Hz. Hatice Validemiz çok akıllı bir kadındır ve o sanki bir peygambere zevce olmak için yaratılmıştır. Efendimizle ilk vahyin heyecanını paylaştığı dönemde bu büyük kadın, Peygamberimiz’in, Cebrail’den (aleyhisselâm) ilk âyetleri aldıktan sonra “Kendimdem korkuyorum!” demesine mukabil; Hayır ebediyen Allah seni zâyi etmeyecektir. Şüphesiz sen sıla-i rahim yapıyor, ihtiyacı olanın elinden tutuyor, yoksula bakıyorsun…” der.

Hz. Hatice Validemiz’in bunu demesi, Varaka b. Nevfel’in de bu istikamette bir mütalâada bulunmasından anlaşılıyor ki, sıla-i rahim, o toplumda zor yapılan ve talip olunan bir şey. Hz. Ebû Bekir, Efendimiz’e yapılanlar karşısında O’na sahip çıkarken, “Senin gibi, fakirin, yoksulun elinden tutan, sıla-i rahim yapan birine bu yapılmaz!” diyor. Ve yine komşulukla korumaya almak istediğinde, Kureyş’e karşı sıla-i rahimi referans olarak veriyor. Bütün bunlardan anlaşılıyor ki sıla-i rahim o dönemde de herkes için gaye-i hayal ve çok önemli bir şey…

Bir diğer yanıyla tarihte, pederşâhî, cedşâhî, ceddü’l-cedşâhî aile şekillerini görmek mümkün. Eskiden bizim toplumumuz da öyleydi. Bir baba-anne veya dedenin etrafında dünya kadar gelin ve evlât bulunurdu. Hâlâ bazı yerlerde de bu vardır. Bunlar aslında toplum molekülünün düşük çapta hücreleri gibi şeylerdir ki, ne kadar sağlam, sıhhatli, birbiriyle irtibat içinde olurlarsa o kadar sıhhatli bir toplum meydana gelir.

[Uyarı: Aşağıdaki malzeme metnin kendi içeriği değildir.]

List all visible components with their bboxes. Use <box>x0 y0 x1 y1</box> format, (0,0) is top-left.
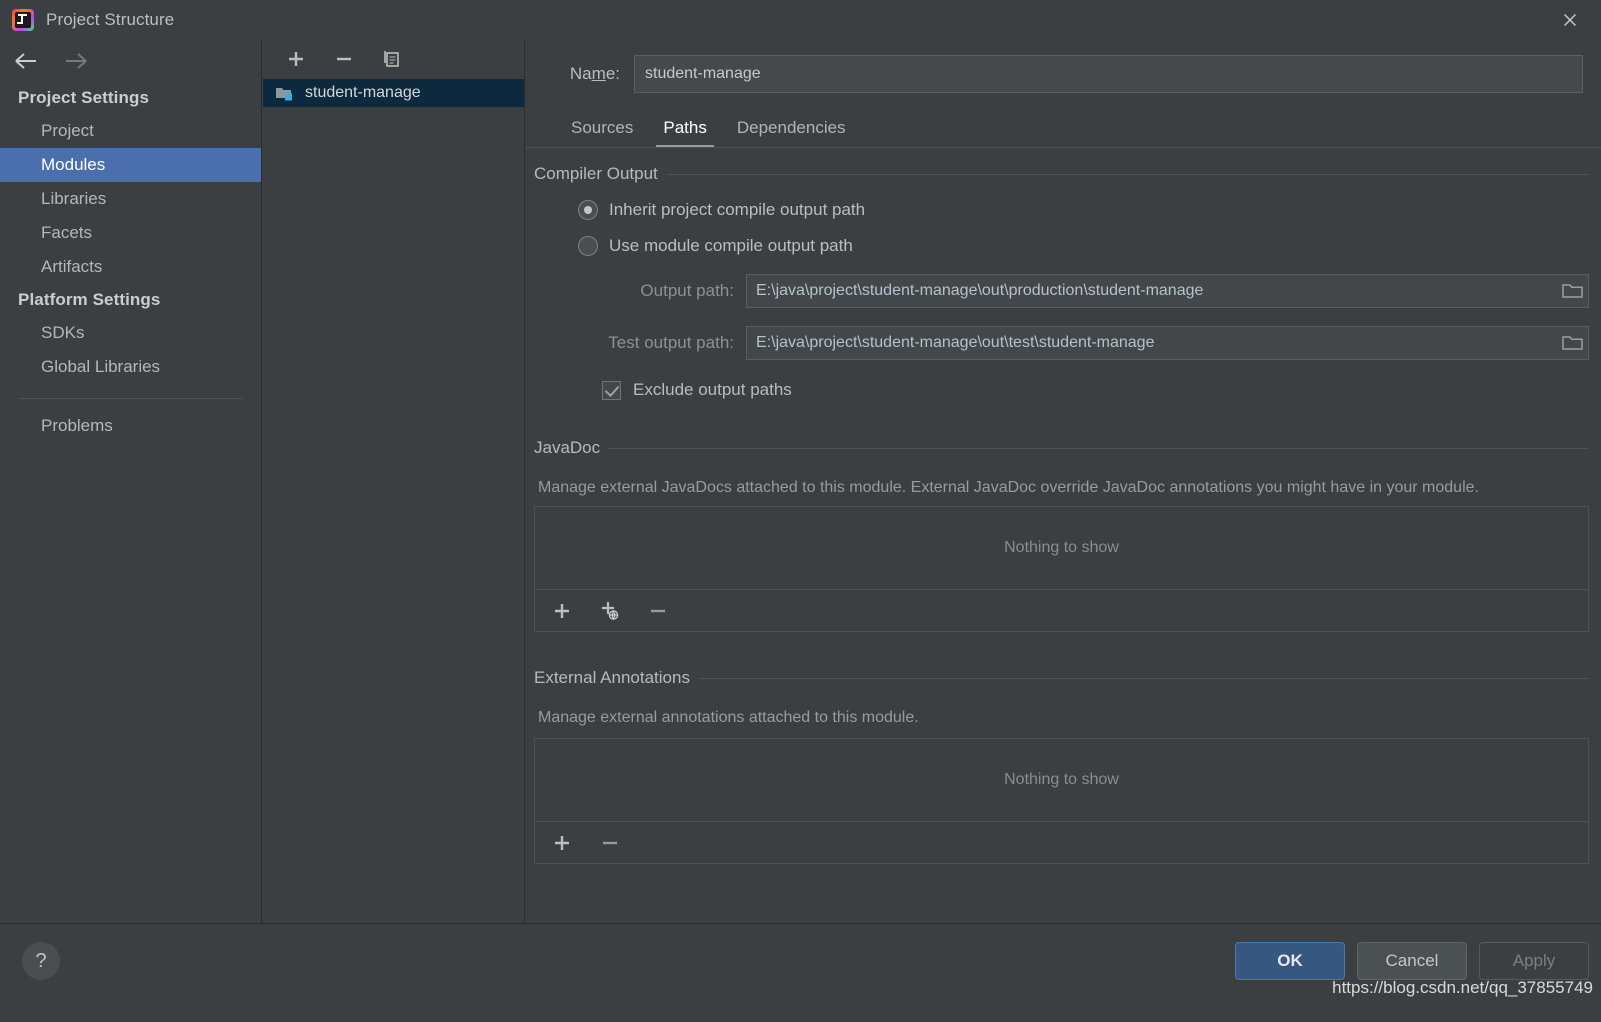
arrow-right-icon[interactable] <box>62 49 90 73</box>
watermark-text: https://blog.csdn.net/qq_37855749 <box>1332 978 1593 997</box>
name-label-prefix: Na <box>569 64 592 83</box>
use-module-output-radio-row[interactable]: Use module compile output path <box>578 236 1589 256</box>
add-javadoc-button[interactable] <box>549 598 575 624</box>
output-path-row: Output path: E:\java\project\student-man… <box>534 274 1589 308</box>
section-divider <box>697 677 1589 679</box>
test-output-path-row: Test output path: E:\java\project\studen… <box>534 326 1589 360</box>
tab-sources[interactable]: Sources <box>556 118 648 148</box>
nav-arrows <box>0 39 261 82</box>
javadoc-empty-text: Nothing to show <box>1004 539 1119 556</box>
add-javadoc-url-button[interactable] <box>597 598 623 624</box>
javadoc-description: Manage external JavaDocs attached to thi… <box>538 479 1479 496</box>
module-name-label: Name: <box>536 64 620 84</box>
folder-browse-icon[interactable] <box>1558 275 1588 307</box>
external-annotations-toolbar <box>534 822 1589 864</box>
sidebar-item-project[interactable]: Project <box>0 114 261 148</box>
module-folder-icon <box>275 85 295 101</box>
module-name-row: Name: <box>526 52 1601 96</box>
arrow-left-icon[interactable] <box>12 49 40 73</box>
test-output-path-label: Test output path: <box>608 333 734 352</box>
cancel-button[interactable]: Cancel <box>1357 942 1467 980</box>
use-module-output-label: Use module compile output path <box>609 236 853 255</box>
remove-javadoc-button[interactable] <box>645 598 671 624</box>
compiler-output-title: Compiler Output <box>534 164 658 183</box>
output-path-field[interactable]: E:\java\project\student-manage\out\produ… <box>746 274 1589 308</box>
sidebar-item-sdks[interactable]: SDKs <box>0 316 261 350</box>
copy-module-button[interactable] <box>379 46 405 72</box>
external-annotations-list[interactable]: Nothing to show <box>534 738 1589 822</box>
name-label-mnemonic: m <box>591 64 606 83</box>
section-divider <box>608 447 1589 449</box>
test-output-path-field[interactable]: E:\java\project\student-manage\out\test\… <box>746 326 1589 360</box>
ok-button[interactable]: OK <box>1235 942 1345 980</box>
sidebar-group-project-settings: Project Settings <box>18 88 150 107</box>
inherit-output-label: Inherit project compile output path <box>609 200 866 219</box>
tabs-divider <box>526 147 1601 148</box>
dialog-buttons: OK Cancel Apply <box>1235 942 1589 980</box>
module-list-pane: student-manage <box>263 39 525 923</box>
tab-paths[interactable]: Paths <box>648 118 721 148</box>
tab-dependencies[interactable]: Dependencies <box>722 118 861 148</box>
output-path-label: Output path: <box>640 281 734 300</box>
folder-browse-icon[interactable] <box>1558 327 1588 359</box>
external-annotations-description: Manage external annotations attached to … <box>538 709 919 726</box>
sidebar-item-facets[interactable]: Facets <box>0 216 261 250</box>
javadoc-section: JavaDoc Manage external JavaDocs attache… <box>534 438 1589 632</box>
section-divider <box>665 173 1589 175</box>
module-toolbar <box>263 39 524 79</box>
module-list-item[interactable]: student-manage <box>263 79 524 107</box>
sidebar-item-modules[interactable]: Modules <box>0 148 261 182</box>
sidebar-item-artifacts[interactable]: Artifacts <box>0 250 261 284</box>
exclude-output-paths-label: Exclude output paths <box>633 380 792 399</box>
add-module-button[interactable] <box>283 46 309 72</box>
compiler-output-section: Compiler Output Inherit project compile … <box>534 164 1589 400</box>
module-tabs: Sources Paths Dependencies <box>526 110 1601 148</box>
apply-button: Apply <box>1479 942 1589 980</box>
sidebar-group-platform-settings: Platform Settings <box>18 290 161 309</box>
sidebar-divider <box>18 398 243 399</box>
radio-button-icon[interactable] <box>578 236 598 256</box>
remove-module-button[interactable] <box>331 46 357 72</box>
javadoc-list[interactable]: Nothing to show <box>534 506 1589 590</box>
radio-button-icon[interactable] <box>578 200 598 220</box>
settings-sidebar: Project Settings Project Modules Librari… <box>0 39 262 923</box>
remove-annotation-button[interactable] <box>597 830 623 856</box>
javadoc-toolbar <box>534 590 1589 632</box>
output-path-value: E:\java\project\student-manage\out\produ… <box>756 282 1204 299</box>
project-structure-dialog: Project Structure Project Settings Proje… <box>0 0 1601 1022</box>
title-bar: Project Structure <box>0 0 1601 39</box>
module-editor-panel: Name: Sources Paths Dependencies Compile… <box>526 39 1601 923</box>
paths-tab-content: Compiler Output Inherit project compile … <box>526 164 1601 864</box>
test-output-path-value: E:\java\project\student-manage\out\test\… <box>756 334 1155 351</box>
sidebar-item-problems[interactable]: Problems <box>0 409 261 443</box>
sidebar-item-libraries[interactable]: Libraries <box>0 182 261 216</box>
javadoc-title: JavaDoc <box>534 438 601 457</box>
close-icon[interactable] <box>1539 0 1601 39</box>
question-mark-icon[interactable]: ? <box>22 942 60 980</box>
dialog-footer: ? OK Cancel Apply https://blog.csdn.net/… <box>0 923 1601 1022</box>
sidebar-item-global-libraries[interactable]: Global Libraries <box>0 350 261 384</box>
add-annotation-button[interactable] <box>549 830 575 856</box>
external-annotations-empty-text: Nothing to show <box>1004 771 1119 788</box>
external-annotations-title: External Annotations <box>534 668 690 687</box>
checkbox-icon[interactable] <box>602 380 621 400</box>
module-name-input[interactable] <box>634 55 1583 93</box>
intellij-idea-logo-icon <box>12 8 34 31</box>
inherit-output-radio-row[interactable]: Inherit project compile output path <box>578 200 1589 220</box>
exclude-output-paths-row[interactable]: Exclude output paths <box>602 380 1589 400</box>
module-list-item-label: student-manage <box>305 84 421 101</box>
window-title: Project Structure <box>46 9 175 29</box>
name-label-suffix: e: <box>605 64 620 83</box>
external-annotations-section: External Annotations Manage external ann… <box>534 668 1589 864</box>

Türk toplumunda genel toplum değerleri çok tarumar olmuştur. Bu ülke âdeta toplumun değerleri açısından Âkif’in: “Harab eller, kimsesiz çöller, başsız ümmetler, emek mahrumu günler, fikr-i ferdâ bilmez akşamlar…” ifadelerinde kendini bulmuştur. Fakat Türk toplumunun aile yapısı bu üst üste gelen handikapları aşmamıza yardım etmiştir. O dönemde mektep bozulmuş, din tezyif edilmiş, muallim Allah’ın yerine konmuş; sokak bozulmuş, gazete ve mecmua dine hücum eder olmuş.. evet, bütün bunlara rağmen bu toplum hâlâ ayakta ise zannediyorum o da işte bu sağlam aile yapısındandır.

Böyle acımasızca tahrip edilen bir cemiyetin tamirinde sıla-i rahimin rolünün çok büyük olduğuna inanıyorum ben. Dolayısıyla toplumu oluşturan hücreler, o hücreye esas teşkil eden atomlar, birbirlerine alabildiğine yakın olmalı. Herkes en dar daireden en geniş daireye kadar yakınlarını ziyaret edip ihtiyaçlarını gidermeli, dertlerini dinlemeli ve karabetin hakkını vermelidir.